Though I do not deny that both are intrinsically linked, they mean very different things to me. Intimacy, as I mentioned, is what I view as the physical manifestation of an emotional want, not of duty or of obligation or expectation, but the fact that the purest of emotions can only be expressed in the most base of manners. It is the instinctive act following intense attraction: it is the consumation of mutually felt-feelings.

Part III
Dear Conor, From Kate
(The Concept of Freedom)
I'm afraid that you think that you're dating a crazed nymphomaniac who wants nothing more than to continually seduce you.
Yes, I am insatiable. I've been hungry my whole life- I long for little more sometimes than to crawl into my mother's bed because I can't bear to be alone. I hate having no-one or nothing to hold onto aside from my own knees.

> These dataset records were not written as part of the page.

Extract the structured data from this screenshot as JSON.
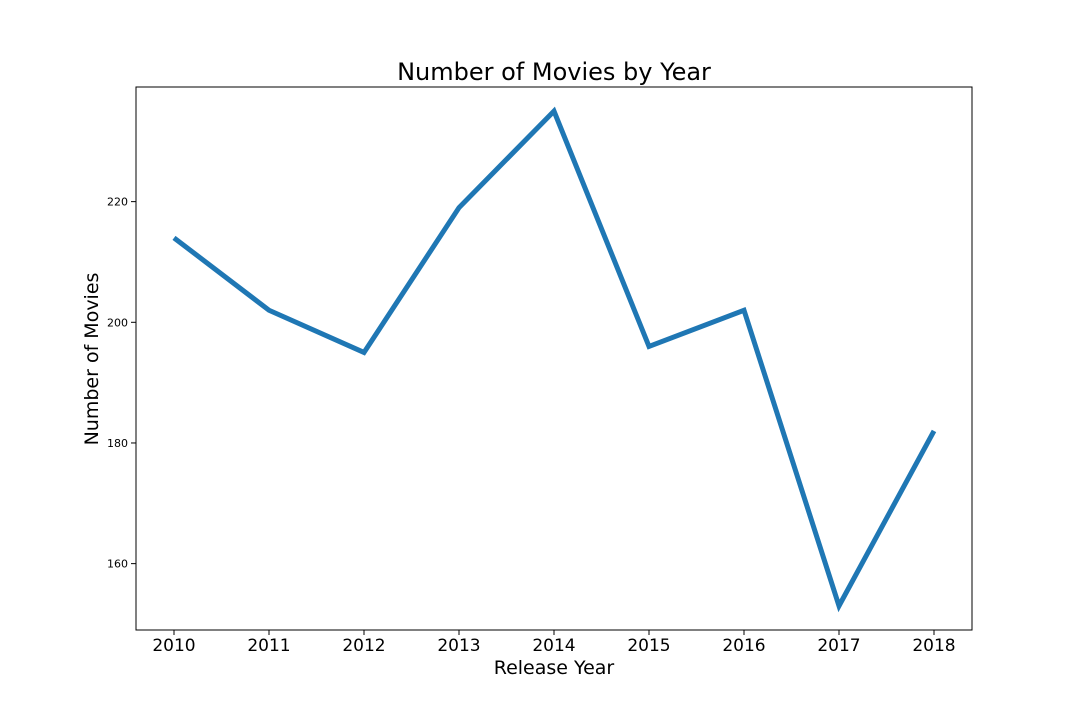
{
  "chart_data": {
    "type": "line",
    "title": "Number of Movies by Year",
    "xlabel": "Release Year",
    "ylabel": "Number of Movies",
    "x": [
      2010,
      2011,
      2012,
      2013,
      2014,
      2015,
      2016,
      2017,
      2018
    ],
    "series": [
      {
        "values": [
          214,
          202,
          195,
          219,
          235,
          196,
          202,
          153,
          182
        ]
      }
    ],
    "xlim": [
      2009.6,
      2018.4
    ],
    "ylim": [
      149,
      239
    ],
    "yticks": [
      160,
      180,
      200,
      220
    ],
    "grid": false,
    "legend": "none",
    "line_color": "#1f77b4"
  }
}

I hate being around people when they expect something of me, but the physical presence of another is the most comforting thing I can think of.
In the past I would sleep with people I barely knew because, like make-believe, I could imagine that for a moment maybe they actually cared about me.
But with you, everything seems so different; completely distant from those former fragments of my life. I like being around you. It's the intimacy, the fluidity, the subliminity, the easiness of being with you, both physically, emtionally and intellectually.
I seem to recall you saying (or did I dream it?) that we connected, clearly in both mind and body. We don't know each other well enough yet to determine whether or not we are compatible in terms of the (cliched) idea of soul, but you give me butterflies in my belly whenever I see you.
I have this theory that the soul resides in the stomach. Deducing this seemed completely natural: the organ of the mind is the brain (duh) and the location of "love" is the heart.
I've always been mildy skeptical about the phrase "soul food", but now I'm beginning to realise that I was never just starving my body, which resulted in the slowly-decreasing flow of blood to my brain. All along, it has been my soul that has been suffering the most, for my continual resentment towards myself, the constant deprivation, the poisonous amounts of hatred and depression pulsing my veins.
Remember how I told you that I had a dream that you were in a little while ago?
I dreamt that we went to a cultural faire together, showcasing countries of the world and their respective cuisines, and we were wandering around eating all sorts of food because it tasted good and I didn't even give it a second thought. And then all of a sudden the faire was the world and we were travelling through every country and I was free, without the restrictions that I have lived with for so long, and feeling the breeze on my back and no longer feeling ashamed of my own skin.
I was always so wrong when I assumed that if I lost weight, if I became lighter and thinner, that I would be able to be free. Instead I've found that the more I shrink, the heavier my soul and sadness and hopelessness grows.
I don't want to be afraid; I want to be free. But I'm so very, very scared to take the leap. I realise I've been telling you many deep, private secrets of late. I want you to know me. I want you to understand that I am who I am for certain reasons. I hope you can learn to love me, not for my supposedly sad-assortment of stories and the fact that what I seem to need is to be loved: I want you to see me as the sum of all the reasons, see that I have learnt lessons. But more than all of that, I want you to see that I want you because you are you, not because you fill any void or criteria or wish or need: you are what I want.
- 15th October
Too bad I only posted the finished copy once it's too late, huh.